A backup as a junior at Lake Travis High, Mayfield came off the bench to pass for 278 yards and run for 96 yards in a victory over rival Westlake. A year later against Westlake, he scrambled around the end zone before launching a 96-yard touchdown pass to give Lake Travis a 14-11 victory.
“I didn’t see his size in high school,” Jones said. “All I saw was him make play after play.”
Yet no major school wanted him. Mayfield managed to push his way into Texas Tech and won the starting job as a walk-on freshman. In his first game, he passed for 413 yards and four touchdowns in a victory over Southern Methodist.
Mayfield sustained an injured knee in the fifth game. When he returned, he had lost his starting job.
“Things went so bad at Texas Tech, he’d had enough,” Jones said. “He knew he was good enough to play.”
Mayfield enrolled at Oklahoma, his dream school.
“He would come to games as a little kid and have the time of his life,” Jones said. “I brought him down to the field when he was 7 and his eyes bugged out.
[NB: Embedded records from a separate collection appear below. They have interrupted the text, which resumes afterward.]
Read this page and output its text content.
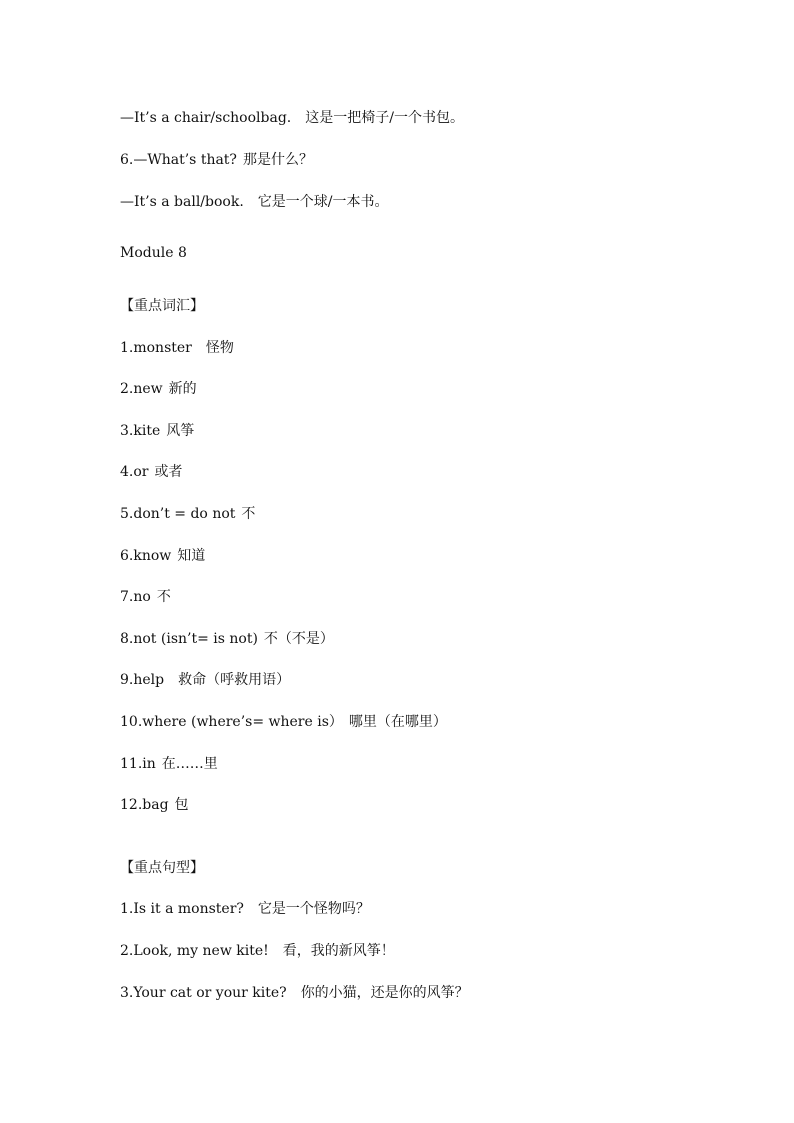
—It’s a chair/schoolbag. 这是一把椅子/一个书包。
6.—What’s that? 那是什么？
—It’s a ball/book. 它是一个球/一本书。
Module 8
【重点词汇】
1.monster 怪物
2.new 新的
3.kite 风筝
4.or 或者
5.don’t = do not 不
6.know 知道
7.no 不
8.not (isn’t= is not) 不（不是）
9.help 救命（呼救用语）
10.where (where’s= where is） 哪里（在哪里）
11.in 在……里
12.bag 包
【重点句型】
1.Is it a monster? 它是一个怪物吗？
2.Look, my new kite! 看，我的新风筝！
3.Your cat or your kite? 你的小猫，还是你的风筝？
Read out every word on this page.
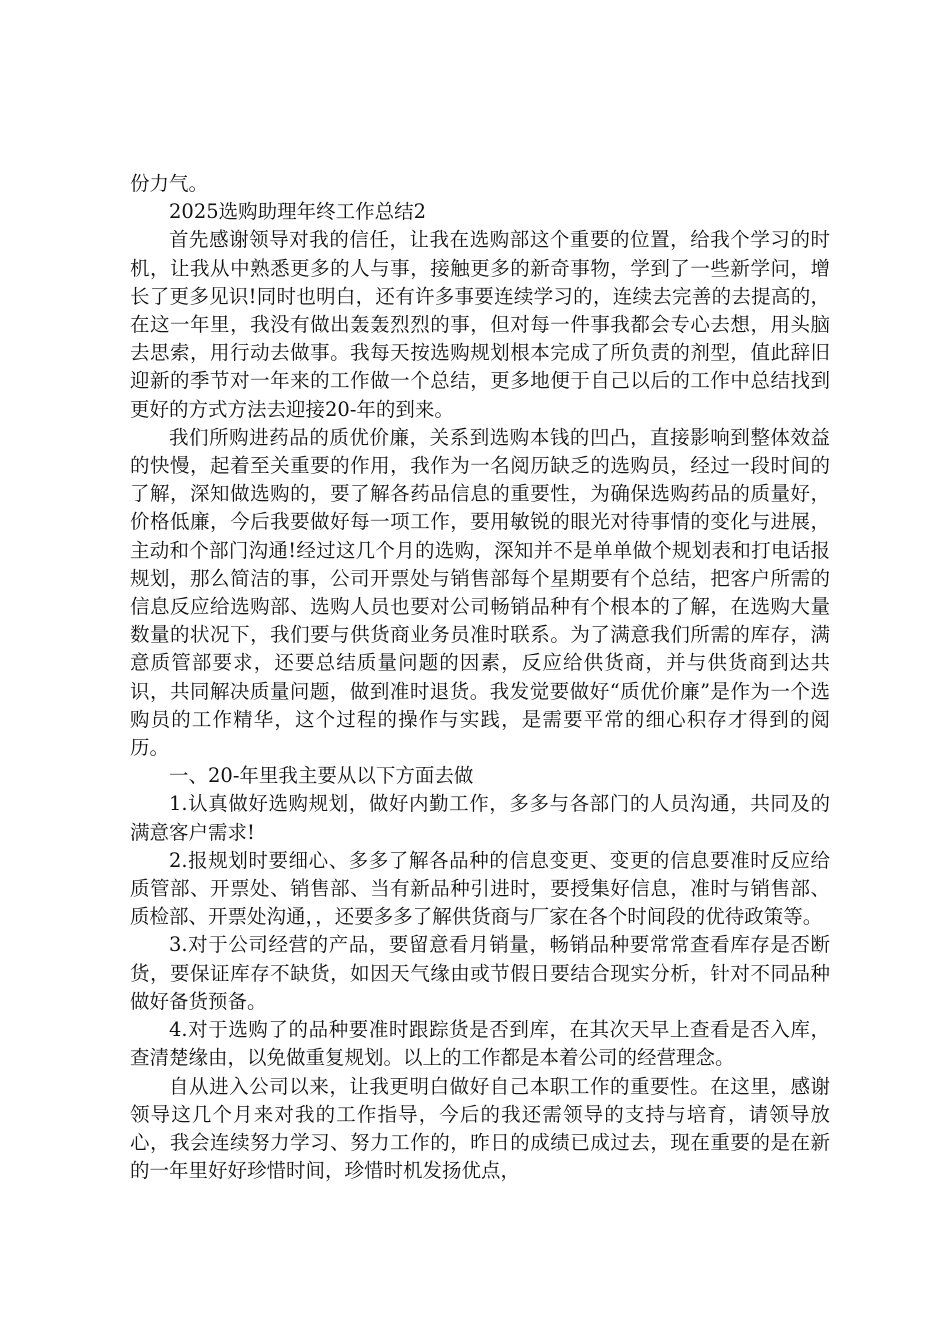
份力气。

2025选购助理年终工作总结2

首先感谢领导对我的信任，让我在选购部这个重要的位置，给我个学习的时机，让我从中熟悉更多的人与事，接触更多的新奇事物，学到了一些新学问，增长了更多见识!同时也明白，还有许多事要连续学习的，连续去完善的去提高的，在这一年里，我没有做出轰轰烈烈的事，但对每一件事我都会专心去想，用头脑去思索，用行动去做事。我每天按选购规划根本完成了所负责的剂型，值此辞旧迎新的季节对一年来的工作做一个总结，更多地便于自己以后的工作中总结找到更好的方式方法去迎接20-年的到来。

我们所购进药品的质优价廉，关系到选购本钱的凹凸，直接影响到整体效益的快慢，起着至关重要的作用，我作为一名阅历缺乏的选购员，经过一段时间的了解，深知做选购的，要了解各药品信息的重要性，为确保选购药品的质量好，价格低廉，今后我要做好每一项工作，要用敏锐的眼光对待事情的变化与进展，主动和个部门沟通!经过这几个月的选购，深知并不是单单做个规划表和打电话报规划，那么简洁的事，公司开票处与销售部每个星期要有个总结，把客户所需的信息反应给选购部、选购人员也要对公司畅销品种有个根本的了解，在选购大量数量的状况下，我们要与供货商业务员准时联系。为了满意我们所需的库存，满意质管部要求，还要总结质量问题的因素，反应给供货商，并与供货商到达共识，共同解决质量问题，做到准时退货。我发觉要做好“质优价廉”是作为一个选购员的工作精华，这个过程的操作与实践，是需要平常的细心积存才得到的阅历。

一、20-年里我主要从以下方面去做

1.认真做好选购规划，做好内勤工作，多多与各部门的人员沟通，共同及的满意客户需求!

2.报规划时要细心、多多了解各品种的信息变更、变更的信息要准时反应给质管部、开票处、销售部、当有新品种引进时，要授集好信息，准时与销售部、质检部、开票处沟通，，还要多多了解供货商与厂家在各个时间段的优待政策等。

3.对于公司经营的产品，要留意看月销量，畅销品种要常常查看库存是否断货，要保证库存不缺货，如因天气缘由或节假日要结合现实分析，针对不同品种做好备货预备。

4.对于选购了的品种要准时跟踪货是否到库，在其次天早上查看是否入库，查清楚缘由，以免做重复规划。以上的工作都是本着公司的经营理念。

自从进入公司以来，让我更明白做好自己本职工作的重要性。在这里，感谢领导这几个月来对我的工作指导，今后的我还需领导的支持与培育，请领导放心，我会连续努力学习、努力工作的，昨日的成绩已成过去，现在重要的是在新的一年里好好珍惜时间，珍惜时机发扬优点，
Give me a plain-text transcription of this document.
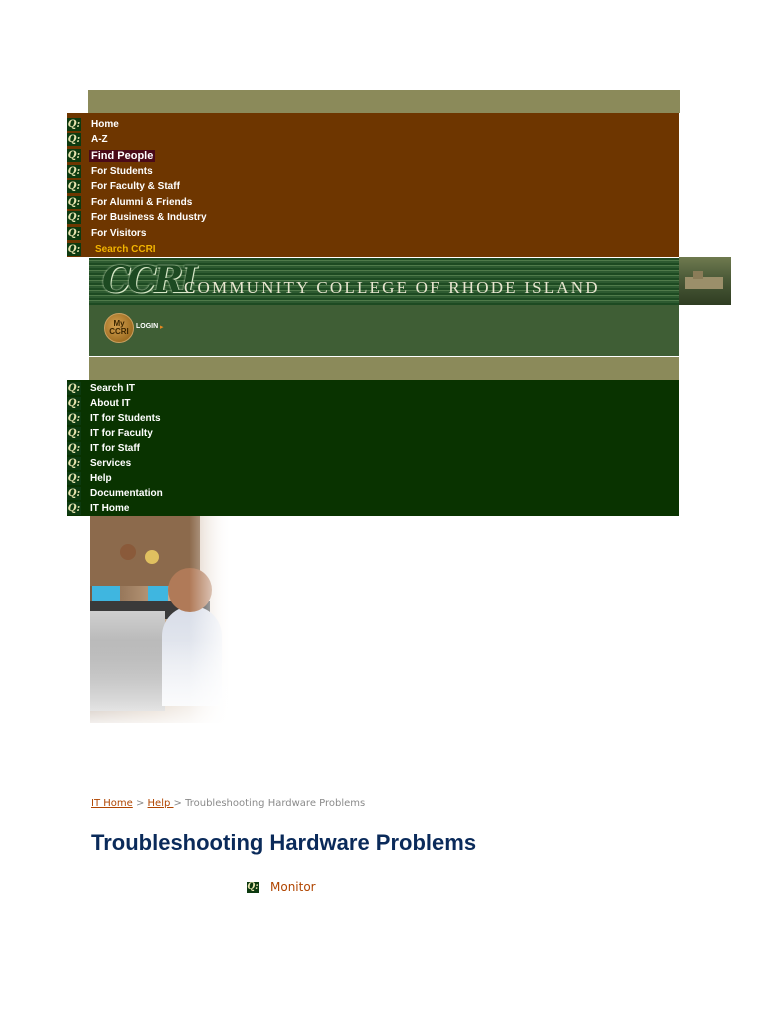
Q: Home
Q: A-Z
Q: Find People
Q: For Students
Q: For Faculty & Staff
Q: For Alumni & Friends
Q: For Business & Industry
Q: For Visitors
Q: Search CCRI
CCRI
COMMUNITY COLLEGE OF RHODE ISLAND
My CCRI
LOGIN ▸
Q: Search IT
Q: About IT
Q: IT for Students
Q: IT for Faculty
Q: IT for Staff
Q: Services
Q: Help
Q: Documentation
Q: IT Home
IT Home > Help > Troubleshooting Hardware Problems
Troubleshooting Hardware Problems
Q: Monitor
From then on, all he wanted to do was play on that field.”
Mayfield has, for three seasons, and rolled up 12,005 yards passing.
“Everyone talks about the year he has had this season,” Switzer said. “Geez, he’s had a great career.”
Mayfield’s Oklahoma legacy is secure.
“He’s our Rudy,” Jones said.
Except Rudy Ruettiger didn’t win the Heisman Trophy at Notre Dame.
While Mayfield attempts to finish his college career with a national title, others are planning his coronation. Truitt and his friends began discussing Mayfield’s statue in Heisman Park days before the trophy ceremony.
“He doesn’t fit into the traditional persona of a lot of football players,” Truitt said. “He has an edge to him. That flag-planting moment was the embodiment of everything he did this year.”
Knapp laughed and said: “That ain’t going to happen.” But he feels something special needs to be done.
“Oklahoma has never seen anything like him,” Knapp said, “and may not again.”